Ohne den geringsten Zusammenhang, fragte er plötzlich: »Haben Sie eigentlich jemals Trauer getragen?«
Sie wurde blaß, doch sie antwortete ganz ruhig. »Nein, ich wollte unser weniges Geld nicht für so unwichtige Dinge ausgeben.« Dabei reckte sie in einer kleinen, trotzigen Geste ihr Kinn in die Höhe.

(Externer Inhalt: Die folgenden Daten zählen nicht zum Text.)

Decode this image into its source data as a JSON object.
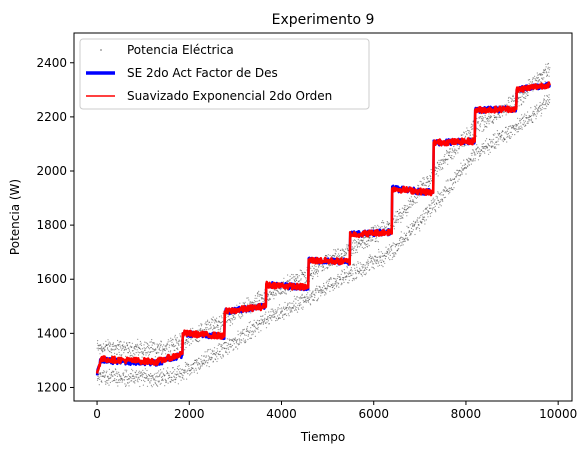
{
  "chart_data": {
    "type": "line",
    "title": "Experimento 9",
    "xlabel": "Tiempo",
    "ylabel": "Potencia (W)",
    "xlim": [
      -500,
      10300
    ],
    "ylim": [
      1150,
      2510
    ],
    "xticks": [
      0,
      2000,
      4000,
      6000,
      8000,
      10000
    ],
    "yticks": [
      1200,
      1400,
      1600,
      1800,
      2000,
      2200,
      2400
    ],
    "grid": false,
    "legend_position": "top-left",
    "step_starts": [
      0,
      1850,
      2760,
      3660,
      4580,
      5480,
      6390,
      7290,
      8190,
      9090
    ],
    "step_ends": [
      1850,
      2760,
      3660,
      4580,
      5480,
      6390,
      7290,
      8190,
      9090,
      9820
    ],
    "series": [
      {
        "name": "Potencia Eléctrica",
        "style": "scatter",
        "color": "#000000",
        "upper_band": [
          [
            0,
            1350
          ],
          [
            1300,
            1340
          ],
          [
            1850,
            1370
          ],
          [
            2760,
            1450
          ],
          [
            3660,
            1540
          ],
          [
            4580,
            1620
          ],
          [
            5480,
            1710
          ],
          [
            6390,
            1800
          ],
          [
            7290,
            1990
          ],
          [
            8190,
            2160
          ],
          [
            9090,
            2260
          ],
          [
            9820,
            2380
          ]
        ],
        "lower_band": [
          [
            0,
            1240
          ],
          [
            1300,
            1235
          ],
          [
            1850,
            1250
          ],
          [
            2760,
            1340
          ],
          [
            3660,
            1450
          ],
          [
            4580,
            1530
          ],
          [
            5480,
            1620
          ],
          [
            6390,
            1700
          ],
          [
            7290,
            1870
          ],
          [
            8190,
            2060
          ],
          [
            9090,
            2160
          ],
          [
            9820,
            2260
          ]
        ]
      },
      {
        "name": "SE 2do Act Factor de Des",
        "style": "line",
        "color": "#0000ff",
        "points": [
          [
            0,
            1250
          ],
          [
            80,
            1300
          ],
          [
            1300,
            1290
          ],
          [
            1850,
            1320
          ],
          [
            1860,
            1400
          ],
          [
            2760,
            1390
          ],
          [
            2770,
            1480
          ],
          [
            3660,
            1500
          ],
          [
            3670,
            1580
          ],
          [
            4580,
            1570
          ],
          [
            4590,
            1670
          ],
          [
            5480,
            1665
          ],
          [
            5490,
            1765
          ],
          [
            6390,
            1775
          ],
          [
            6400,
            1935
          ],
          [
            7290,
            1920
          ],
          [
            7300,
            2105
          ],
          [
            8190,
            2110
          ],
          [
            8200,
            2225
          ],
          [
            9090,
            2230
          ],
          [
            9100,
            2300
          ],
          [
            9820,
            2320
          ]
        ]
      },
      {
        "name": "Suavizado Exponencial 2do Orden",
        "style": "line",
        "color": "#ff0000",
        "points": [
          [
            0,
            1250
          ],
          [
            80,
            1305
          ],
          [
            1300,
            1295
          ],
          [
            1850,
            1325
          ],
          [
            1860,
            1400
          ],
          [
            2760,
            1390
          ],
          [
            2770,
            1480
          ],
          [
            3660,
            1500
          ],
          [
            3670,
            1580
          ],
          [
            4580,
            1570
          ],
          [
            4590,
            1670
          ],
          [
            5480,
            1665
          ],
          [
            5490,
            1765
          ],
          [
            6390,
            1775
          ],
          [
            6400,
            1935
          ],
          [
            7290,
            1920
          ],
          [
            7300,
            2105
          ],
          [
            8190,
            2110
          ],
          [
            8200,
            2225
          ],
          [
            9090,
            2230
          ],
          [
            9100,
            2300
          ],
          [
            9820,
            2320
          ]
        ]
      }
    ]
  }
}
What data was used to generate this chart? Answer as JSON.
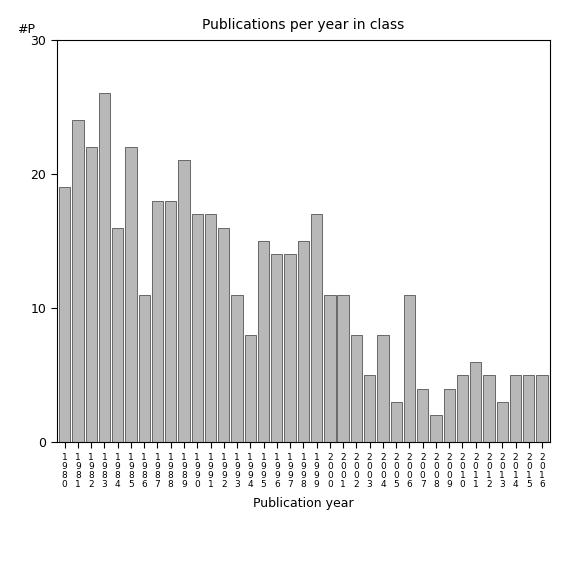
{
  "title": "Publications per year in class",
  "xlabel": "Publication year",
  "ylabel": "#P",
  "ylim": [
    0,
    30
  ],
  "yticks": [
    0,
    10,
    20,
    30
  ],
  "bar_color": "#b8b8b8",
  "bar_edgecolor": "#555555",
  "categories": [
    "1980",
    "1981",
    "1982",
    "1983",
    "1984",
    "1985",
    "1986",
    "1987",
    "1988",
    "1989",
    "1990",
    "1991",
    "1992",
    "1993",
    "1994",
    "1995",
    "1996",
    "1997",
    "1998",
    "1999",
    "2000",
    "2001",
    "2002",
    "2003",
    "2004",
    "2005",
    "2006",
    "2007",
    "2008",
    "2009",
    "2010",
    "2011",
    "2012",
    "2013",
    "2014",
    "2015",
    "2016"
  ],
  "values": [
    19,
    24,
    22,
    26,
    16,
    22,
    11,
    18,
    18,
    21,
    17,
    17,
    16,
    11,
    8,
    15,
    14,
    14,
    15,
    17,
    11,
    11,
    8,
    5,
    8,
    3,
    11,
    4,
    2,
    4,
    5,
    6,
    5,
    3,
    5,
    5,
    5
  ],
  "figsize": [
    5.67,
    5.67
  ],
  "dpi": 100
}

»Es tut mir leid, aber es geht mich wirklich nichts an«, entschuldigte sich Knight. »Doch jetzt zu Theo. Er reitet ja fantastisch und braucht unbedingt ein temperamentvolleres Pferd als den alten Bruno. Wicket wird vermutlich genau das richtige für ihn sein.«
»Knight, bitte, ich möchte nicht...«
»Psst, Lily! Versuchen Sie lieber den Fisch mit der köstlichen Sauce. Ich tue ohnehin, was ich für richtig halte. Also: Nachdem wir den Tattersall verlassen hatten - wirklich, Theo ist geradezu ein Pferdekenner -, gingen wir zum Buchbinder.«
»Hatte Theo genug Geld?«
Knight überlegte kurz, ob er sie anlügen sollte, doch dann entschied er sich dagegen. Theo würde ohnehin alles erzählen. »Nein«, beantwortete er schließlich die Frage, »aber das haben wir geregelt.« Er machte eine kleine Pause und dachte an Theos ängstliches Gesicht, das ihm ans Herz gegriffen hatte. Dann hob er den Kopf und lächelte Lily an. »Theo wird mir die anderen fünf Shillinge in der nächsten Woche zurückzahlen. Er ist nämlich seit heute mein Bibliothekar und wird einen Katalog meiner Bücher anfertigen. Es herrscht ein schlimmes Durcheinander, aber Theo wird es schon schaffen. Falls er Hilfe benötigt, steht ihm Trump gern zur Verfügung. Ich denke, es genügt, wenn er zwei Stunden am Tag in der Bibliothek verbringt.«
»Aber...«
Mit gebieterischer Geste brachte Knight Lily zum Schweigen. »Es ist eine Abmachung zwischen Theo und mir, Lily. Sie sind nur seine Mutter und sollten sich nicht einmischen.